According to MicroStrategy news, its own filings and statements have underscored this view. The company has emphasized its “Bitcoin as primary treasury asset” strategy and regularly raises equity to buy more BTC.

Its Oct. 2025 update shows 640,250 BTC held. One could view entrusting coins to Fidelity, the custodian for large Bitcoin spot ETFs, as prudent.

Some investors might argue that by reducing on-exchange balances, MicroStrategy lowers counterparty risk. Moreover, if large sales were indeed planned, others point out there is still a requirement to report them eventually.

By moving coins off-chain now, MicroStrategy “moved the goal posts” on regulatory disclosure: it only needs to file a Form 8-K once an internal Fidelity sale is material, giving it time to spread out any sales.

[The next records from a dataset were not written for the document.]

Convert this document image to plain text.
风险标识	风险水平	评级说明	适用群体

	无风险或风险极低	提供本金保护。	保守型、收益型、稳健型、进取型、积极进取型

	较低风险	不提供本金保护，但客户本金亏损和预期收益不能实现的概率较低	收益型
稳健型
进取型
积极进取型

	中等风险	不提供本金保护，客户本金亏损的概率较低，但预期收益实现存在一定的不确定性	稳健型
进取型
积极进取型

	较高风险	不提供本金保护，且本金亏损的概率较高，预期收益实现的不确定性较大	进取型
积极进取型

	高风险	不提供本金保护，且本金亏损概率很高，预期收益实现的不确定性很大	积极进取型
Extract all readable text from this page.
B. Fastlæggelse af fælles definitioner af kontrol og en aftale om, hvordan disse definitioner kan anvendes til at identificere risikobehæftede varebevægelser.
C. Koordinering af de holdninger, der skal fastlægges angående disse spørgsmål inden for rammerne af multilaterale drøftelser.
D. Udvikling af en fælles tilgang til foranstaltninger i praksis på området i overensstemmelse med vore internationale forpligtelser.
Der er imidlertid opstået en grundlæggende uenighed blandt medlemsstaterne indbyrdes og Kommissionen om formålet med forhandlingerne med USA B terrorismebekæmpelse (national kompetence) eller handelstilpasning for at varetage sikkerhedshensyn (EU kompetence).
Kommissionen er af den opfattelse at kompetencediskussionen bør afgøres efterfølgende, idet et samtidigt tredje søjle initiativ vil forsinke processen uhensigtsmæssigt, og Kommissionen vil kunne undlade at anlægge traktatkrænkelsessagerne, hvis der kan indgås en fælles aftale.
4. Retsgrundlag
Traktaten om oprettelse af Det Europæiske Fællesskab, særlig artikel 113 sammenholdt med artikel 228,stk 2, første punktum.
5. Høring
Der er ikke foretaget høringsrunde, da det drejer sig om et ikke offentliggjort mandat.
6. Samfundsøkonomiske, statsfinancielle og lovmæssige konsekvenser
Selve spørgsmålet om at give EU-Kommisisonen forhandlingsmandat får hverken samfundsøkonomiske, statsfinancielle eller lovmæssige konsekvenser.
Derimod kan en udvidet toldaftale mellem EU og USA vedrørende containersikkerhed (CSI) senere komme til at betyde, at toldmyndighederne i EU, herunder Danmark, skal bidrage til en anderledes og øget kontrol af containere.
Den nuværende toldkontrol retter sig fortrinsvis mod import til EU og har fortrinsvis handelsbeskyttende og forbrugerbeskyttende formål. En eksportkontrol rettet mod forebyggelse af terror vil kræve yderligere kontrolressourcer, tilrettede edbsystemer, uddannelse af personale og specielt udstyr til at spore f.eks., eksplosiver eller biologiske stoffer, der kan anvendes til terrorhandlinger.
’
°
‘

For now, MSTR stock remains sensitive to bitcoin’s swings and any news out of MicroStrategy. The stock traded in a range from about $177 to $190 on Dec. 2–3, 2025.

Market participants will watch the Feb. 2026 quarter results closely. As DropsTab observes, that report will implicitly reveal whether the BTC stash of MicroStrategy grew (via new purchases) or shrank (through hidden sales) during Q4.

A larger or flat BTC balance would reassure bulls; any decline without offsetting equity raises could validate the “liquidity risk” thesis.